The malignant SS clone was identified as TCR Vα2-Jα22 rearrangement without deletion at the A20 loci (6q23-27 region) in the SS case. Six polymorphisms were identified, all of them are belonging to single nucleotide polymorphisms (SNPs) that are recorded in genebank: rs5029924, rs5029937, rs2230926, rs582757 and rs77191406, while rs2307859 was not identified in the SS sample, which is found in all T-ALL. The alteration pattern of A20 in this case seemed different from the T-ALL samples, in contrast, it is similar to the alteration of A20 in samples from rheumatoid arthritis or systemic lupus erythematosus with poor clinical outcome and cancer developing.
The genetic alteration of A20 in the SS case was different from the T-ALL samples and similar to the cases with refractory autoimmune disease and related to tumorigenesis. The findings lead to discuss whether such SNPs of A20 may link the refractory autoimmune inflammation and the tumorigenesis.
蕈样肉芽肿综合征(SS)发病机制背后的综合基因改变在很大程度上仍不清楚。先前的研究表明,肿瘤坏死因子-α诱导蛋白3基因(TNFAIP3;A20)的改变在SS中很常见。在本研究中,我们对1例SS患者A20的突变和多态性进行了特征分析,并与T细胞急性淋巴细胞白血病(T-ALL)中A20的基因特征进行了比较。
使用基于精细平铺阵列比较基因组杂交和连接介导的聚合酶链反应(LM-PCR)相结合的新方法来鉴定SS克隆,通过PCR和测序检测A20基因(启动子、外显子2-9[编码区]和3'UTR)中的多态性。

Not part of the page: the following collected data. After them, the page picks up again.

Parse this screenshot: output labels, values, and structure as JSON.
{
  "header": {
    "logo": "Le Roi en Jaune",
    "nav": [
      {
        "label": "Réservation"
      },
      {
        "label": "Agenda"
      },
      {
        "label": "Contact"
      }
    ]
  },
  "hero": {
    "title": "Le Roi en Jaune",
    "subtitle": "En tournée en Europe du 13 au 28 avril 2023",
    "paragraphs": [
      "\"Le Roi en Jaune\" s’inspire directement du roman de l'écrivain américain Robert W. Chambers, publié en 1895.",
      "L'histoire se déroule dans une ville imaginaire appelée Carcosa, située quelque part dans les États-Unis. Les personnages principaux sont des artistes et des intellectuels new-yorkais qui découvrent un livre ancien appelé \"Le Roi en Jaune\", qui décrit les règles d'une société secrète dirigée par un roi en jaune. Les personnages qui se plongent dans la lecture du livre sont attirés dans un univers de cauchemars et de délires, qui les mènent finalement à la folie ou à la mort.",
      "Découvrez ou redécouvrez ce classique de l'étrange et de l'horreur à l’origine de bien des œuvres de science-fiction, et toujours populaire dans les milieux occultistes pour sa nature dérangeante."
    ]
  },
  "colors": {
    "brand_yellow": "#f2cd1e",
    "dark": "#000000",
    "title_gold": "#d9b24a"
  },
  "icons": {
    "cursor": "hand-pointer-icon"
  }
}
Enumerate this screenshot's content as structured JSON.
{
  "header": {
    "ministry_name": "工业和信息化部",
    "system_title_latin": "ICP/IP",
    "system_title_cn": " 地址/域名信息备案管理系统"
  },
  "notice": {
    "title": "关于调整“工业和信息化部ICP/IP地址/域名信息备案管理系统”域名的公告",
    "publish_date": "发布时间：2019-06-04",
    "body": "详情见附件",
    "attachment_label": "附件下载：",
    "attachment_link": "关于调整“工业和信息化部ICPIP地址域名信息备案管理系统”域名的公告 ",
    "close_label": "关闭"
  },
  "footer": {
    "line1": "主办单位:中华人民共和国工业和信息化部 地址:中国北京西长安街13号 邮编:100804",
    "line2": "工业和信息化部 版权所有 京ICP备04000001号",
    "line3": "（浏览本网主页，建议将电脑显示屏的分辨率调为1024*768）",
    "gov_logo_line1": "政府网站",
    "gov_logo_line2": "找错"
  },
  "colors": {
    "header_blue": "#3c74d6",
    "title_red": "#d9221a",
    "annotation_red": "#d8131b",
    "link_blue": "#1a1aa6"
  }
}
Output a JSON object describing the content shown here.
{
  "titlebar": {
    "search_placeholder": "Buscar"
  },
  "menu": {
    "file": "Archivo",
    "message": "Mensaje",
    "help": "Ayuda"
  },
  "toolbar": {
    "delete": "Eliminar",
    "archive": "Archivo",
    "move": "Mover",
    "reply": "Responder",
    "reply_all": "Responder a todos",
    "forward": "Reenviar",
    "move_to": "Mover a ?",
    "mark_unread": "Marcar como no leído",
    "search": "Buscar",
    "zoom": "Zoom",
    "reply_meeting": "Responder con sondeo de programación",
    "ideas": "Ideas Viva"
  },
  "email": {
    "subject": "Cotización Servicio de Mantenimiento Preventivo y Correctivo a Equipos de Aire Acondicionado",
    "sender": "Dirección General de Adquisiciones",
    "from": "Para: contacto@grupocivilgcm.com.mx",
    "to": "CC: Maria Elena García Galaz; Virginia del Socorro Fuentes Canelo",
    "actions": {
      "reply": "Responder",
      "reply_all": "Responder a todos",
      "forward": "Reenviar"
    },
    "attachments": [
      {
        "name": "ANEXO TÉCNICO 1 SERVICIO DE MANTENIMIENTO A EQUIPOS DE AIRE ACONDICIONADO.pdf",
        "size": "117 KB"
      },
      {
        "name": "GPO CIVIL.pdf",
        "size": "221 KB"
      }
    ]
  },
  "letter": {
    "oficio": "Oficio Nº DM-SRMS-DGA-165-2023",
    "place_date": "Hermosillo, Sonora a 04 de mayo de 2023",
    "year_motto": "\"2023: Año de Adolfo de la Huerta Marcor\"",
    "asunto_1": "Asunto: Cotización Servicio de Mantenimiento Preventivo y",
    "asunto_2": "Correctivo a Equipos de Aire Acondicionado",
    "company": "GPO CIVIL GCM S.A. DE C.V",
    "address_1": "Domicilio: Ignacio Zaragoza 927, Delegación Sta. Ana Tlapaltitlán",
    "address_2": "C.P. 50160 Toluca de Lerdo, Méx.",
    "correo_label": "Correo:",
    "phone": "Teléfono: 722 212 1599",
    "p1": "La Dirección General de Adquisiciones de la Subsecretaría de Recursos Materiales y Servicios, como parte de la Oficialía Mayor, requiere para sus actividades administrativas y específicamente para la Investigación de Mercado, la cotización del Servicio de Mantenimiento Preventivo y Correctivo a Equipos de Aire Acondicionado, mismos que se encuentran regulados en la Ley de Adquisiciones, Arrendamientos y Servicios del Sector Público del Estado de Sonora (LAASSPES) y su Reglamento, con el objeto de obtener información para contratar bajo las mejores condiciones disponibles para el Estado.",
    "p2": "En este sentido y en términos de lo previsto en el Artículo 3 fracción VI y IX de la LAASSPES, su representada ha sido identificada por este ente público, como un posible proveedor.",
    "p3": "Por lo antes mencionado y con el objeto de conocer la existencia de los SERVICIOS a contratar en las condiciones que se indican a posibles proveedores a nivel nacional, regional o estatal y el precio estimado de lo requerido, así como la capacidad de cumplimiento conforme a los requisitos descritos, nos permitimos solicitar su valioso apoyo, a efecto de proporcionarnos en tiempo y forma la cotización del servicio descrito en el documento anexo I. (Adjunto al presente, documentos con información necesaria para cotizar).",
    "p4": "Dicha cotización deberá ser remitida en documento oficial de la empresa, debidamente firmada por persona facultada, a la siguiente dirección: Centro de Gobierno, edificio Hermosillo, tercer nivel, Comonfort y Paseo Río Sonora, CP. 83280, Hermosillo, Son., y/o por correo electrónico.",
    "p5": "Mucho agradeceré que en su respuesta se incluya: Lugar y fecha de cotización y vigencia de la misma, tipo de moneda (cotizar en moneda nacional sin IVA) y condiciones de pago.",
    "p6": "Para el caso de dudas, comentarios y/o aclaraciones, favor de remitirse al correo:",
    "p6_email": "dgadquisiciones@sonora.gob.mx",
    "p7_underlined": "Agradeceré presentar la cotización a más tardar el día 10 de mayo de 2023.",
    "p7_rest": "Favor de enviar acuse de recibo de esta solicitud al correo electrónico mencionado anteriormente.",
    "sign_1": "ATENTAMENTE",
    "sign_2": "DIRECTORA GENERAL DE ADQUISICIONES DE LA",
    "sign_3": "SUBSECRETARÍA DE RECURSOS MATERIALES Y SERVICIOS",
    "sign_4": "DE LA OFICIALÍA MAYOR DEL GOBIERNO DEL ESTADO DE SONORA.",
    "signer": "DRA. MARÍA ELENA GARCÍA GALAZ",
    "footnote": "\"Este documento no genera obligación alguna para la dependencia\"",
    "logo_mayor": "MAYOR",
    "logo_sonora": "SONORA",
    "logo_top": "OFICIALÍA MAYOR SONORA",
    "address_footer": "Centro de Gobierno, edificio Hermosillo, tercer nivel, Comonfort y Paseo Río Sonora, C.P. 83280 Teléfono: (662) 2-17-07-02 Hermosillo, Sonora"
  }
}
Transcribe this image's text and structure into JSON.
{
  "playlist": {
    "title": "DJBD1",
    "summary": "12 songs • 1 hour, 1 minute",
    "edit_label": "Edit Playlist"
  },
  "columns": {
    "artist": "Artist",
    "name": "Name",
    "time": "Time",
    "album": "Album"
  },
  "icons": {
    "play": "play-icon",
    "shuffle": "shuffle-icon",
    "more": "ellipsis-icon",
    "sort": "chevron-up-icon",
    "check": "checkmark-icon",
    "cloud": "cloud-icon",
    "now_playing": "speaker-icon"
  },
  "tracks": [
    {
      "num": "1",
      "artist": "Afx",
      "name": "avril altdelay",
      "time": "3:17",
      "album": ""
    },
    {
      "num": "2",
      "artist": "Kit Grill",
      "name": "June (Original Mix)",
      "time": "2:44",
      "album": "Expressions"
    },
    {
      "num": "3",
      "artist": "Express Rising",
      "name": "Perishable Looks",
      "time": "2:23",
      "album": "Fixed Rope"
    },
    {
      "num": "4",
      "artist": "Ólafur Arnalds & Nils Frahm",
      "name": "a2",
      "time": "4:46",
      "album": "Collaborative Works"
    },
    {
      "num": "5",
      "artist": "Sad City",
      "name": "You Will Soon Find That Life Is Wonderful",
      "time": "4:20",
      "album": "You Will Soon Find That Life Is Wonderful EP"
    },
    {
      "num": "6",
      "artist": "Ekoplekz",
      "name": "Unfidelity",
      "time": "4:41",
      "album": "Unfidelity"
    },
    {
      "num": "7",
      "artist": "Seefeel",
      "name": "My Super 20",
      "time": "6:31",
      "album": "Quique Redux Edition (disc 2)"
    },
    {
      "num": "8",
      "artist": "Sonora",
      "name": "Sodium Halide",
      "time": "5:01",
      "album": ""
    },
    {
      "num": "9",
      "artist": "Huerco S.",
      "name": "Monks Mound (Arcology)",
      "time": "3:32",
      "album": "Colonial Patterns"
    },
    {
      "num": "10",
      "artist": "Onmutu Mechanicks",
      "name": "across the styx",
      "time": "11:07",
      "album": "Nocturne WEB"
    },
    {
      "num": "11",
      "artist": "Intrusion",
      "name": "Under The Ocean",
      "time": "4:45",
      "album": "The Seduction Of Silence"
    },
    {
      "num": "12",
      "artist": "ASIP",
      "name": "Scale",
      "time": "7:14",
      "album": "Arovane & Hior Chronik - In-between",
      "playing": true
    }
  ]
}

在该SS病例中,恶性SS克隆被鉴定为TCR Vα2-Jα22重排,A20基因座(6q23-27区域)无缺失。鉴定出6种多态性,所有这些多态性均属于基因库中记录的单核苷酸多态性(SNP):rs5029924、rs5029937、rs2230926、rs582757和rs77191406,而rs2307859在SS样本中未被鉴定,该SNP在所有T-ALL中均有发现。该病例中A20的改变模式似乎与T-ALL样本不同,相反,它类似于类风湿性关节炎或系统性红斑狼疮样本中A20的改变,这些样本临床预后较差且会发生癌症。
SS病例中A20的基因改变与T-ALL样本不同,与难治性自身免疫性疾病病例相似,且与肿瘤发生有关。这些发现引发了关于A20的此类SNP是否可能将难治性自身免疫性炎症与肿瘤发生联系起来的讨论。